Capítulo 75: Cabeza de León de Bélgica Blanca
Su sonrisa parecía forzada, sus ojos bajos reflejaban resentimiento.
¿Por qué?
Futengsi logró todo lo que el clan Futu con solo un esfuerzo ligero.
Mientras tanto, ellos debían depender de la respiración de Futengsi para vivir.
¡Era tan afortunado! Si no fuera por él, ¿por qué estaría sentado en el lugar del jefe del clan Futu?
Cuanto más pensaba Futengsi, más amenazador se volvía.
"Es cierto, esta señorita Ye es la primera vez que visita la antigua residencia, todos están muy curiosos. ¿Qué regalo le trajo a su abuelo?"
Alguien en el grupo exclamó de nuevo.
Obtuvo inmediatamente numerosos respaldos.
"¿Por qué no nos permite verlo? ¿Quizás el regalo que traiga no es para mostrar?"
La expresión facial de Futengsi se fue volviendo cada vez más fría, sus ojos marrones se volvieron aún más helados. Su dedo índice se curvó y golpeaba suavemente la baranda a su lado.
Si alguien lo conociera bien, sabría que estaba bastante enojado.
"Abuelo, si todos quieren verlo, déjenlos ver."
Ye Rongyin notó la situación y se levantó para acercarse a Futengsi. Extendió su mano y tomó la suya.
La fría energía que emanaba de él fue disipándose lentamente.
El abuelo Futu frunció el ceño y guardó silencio, absorbiendo la escena con sus ojos.
¡Esta niña no está nada mal!
"Será perjudicial para tu salud estar enojado!"
Ye Rongyin bajó su voz al hablar solo ella y Futengsi podían escucharlo.
"Mmm."
Pasados unos momentos, Futengsi respondió secamente pero sin enojarse.

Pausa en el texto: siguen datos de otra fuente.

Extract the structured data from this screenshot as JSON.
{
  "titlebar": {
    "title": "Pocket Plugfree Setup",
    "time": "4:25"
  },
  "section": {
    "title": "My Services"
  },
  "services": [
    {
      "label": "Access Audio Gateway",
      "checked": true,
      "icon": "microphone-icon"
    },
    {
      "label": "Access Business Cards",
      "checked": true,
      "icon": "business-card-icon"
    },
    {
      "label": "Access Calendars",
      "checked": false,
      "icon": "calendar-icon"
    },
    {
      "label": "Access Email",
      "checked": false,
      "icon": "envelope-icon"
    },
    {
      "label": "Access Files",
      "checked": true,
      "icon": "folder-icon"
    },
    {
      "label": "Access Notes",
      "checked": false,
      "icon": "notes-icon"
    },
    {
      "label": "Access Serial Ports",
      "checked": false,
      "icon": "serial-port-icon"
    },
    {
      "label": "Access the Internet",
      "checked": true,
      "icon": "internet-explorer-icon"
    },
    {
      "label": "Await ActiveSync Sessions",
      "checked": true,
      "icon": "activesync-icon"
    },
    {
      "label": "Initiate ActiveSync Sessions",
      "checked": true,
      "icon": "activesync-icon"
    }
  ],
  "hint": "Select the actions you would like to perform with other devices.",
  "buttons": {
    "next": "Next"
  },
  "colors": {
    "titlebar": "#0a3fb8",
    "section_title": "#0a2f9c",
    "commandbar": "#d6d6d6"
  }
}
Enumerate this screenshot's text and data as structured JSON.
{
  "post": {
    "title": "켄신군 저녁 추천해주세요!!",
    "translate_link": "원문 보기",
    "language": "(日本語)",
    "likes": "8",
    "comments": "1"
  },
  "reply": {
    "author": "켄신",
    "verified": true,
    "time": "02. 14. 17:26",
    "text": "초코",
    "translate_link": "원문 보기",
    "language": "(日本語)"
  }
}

El abuelo Futu le miró con los ojos. Ye Rongyin asintió.
Entonces, el anciano sacó su bolsillo y mostró lo que había dentro delante de todos.
Era una caja de tamaño aproximadamente la palma de la mano, una caja simple de madera común sin nada especial en ella.
"¿Tan solo es esto?"
"¡Claro que hay algo en esa caja!"
"Parece tan ordinaria. No extraño que el abuelo lo rehusara primero."
"Piensan: ¿Qué puede ser ese obsequio si la señorita Ye siempre se viste de manera sencilla."
"¡No sabía que Tres Príncipes le gustaba este modelo, si no me hubiera presentado yo misma!"
Las personas alrededor susurraban entre sí y todos los ojos se posaron en Ye Rongyin.
La joven en medio del grupo sonreía mientras parecía ignorar la conversación que mantenían las personas a su alredor.
"Abuelo, el regalo está dentro de esta caja."
Le dijo dulcemente.
El abuelo dudó por un momento y abrió la caja.
Aunque vio la caja, supuso que el obsequio no valdría demasiado. Pero en cualquier caso, era el corazón de la joven, así que él se comportaría como si lo valorara mucho.
Con sus pensamientos puestos en eso, actuó con mayor rapidez.
"¡Cabeza de león…!"
Cuando la caja quedó completamente abierta, el anciano gritó emocionado. Su expresión era tan infantil como cuando un niño recibe un juguete nuevo.
Casi levantaba la caja mientras se movía con alegría.
Las personas alrededor quedaron perplejas.
¿Qué obsequió esa señorita Ye? Cada vez que visitaban la antigua residencia, siempre traían regalos y el abuelo recibía cada uno con una sonrisa.
¡Por primera vez, tal reacción!
"¡Esta es una Cabeza de León de Bélgica Blanca, un ejemplar de los mejores!"
El anciano se emocionó tanto que sus palabras salieron atropelladas. Cuidadosamente protegiendo la caja como si fuera su tesoro.
"Sí."
Ye Rongyin sonrió y asintió con la cabeza. Adivinó correctamente, el abuelo realmente le gustaban mucho las cabezas de león en miniatura.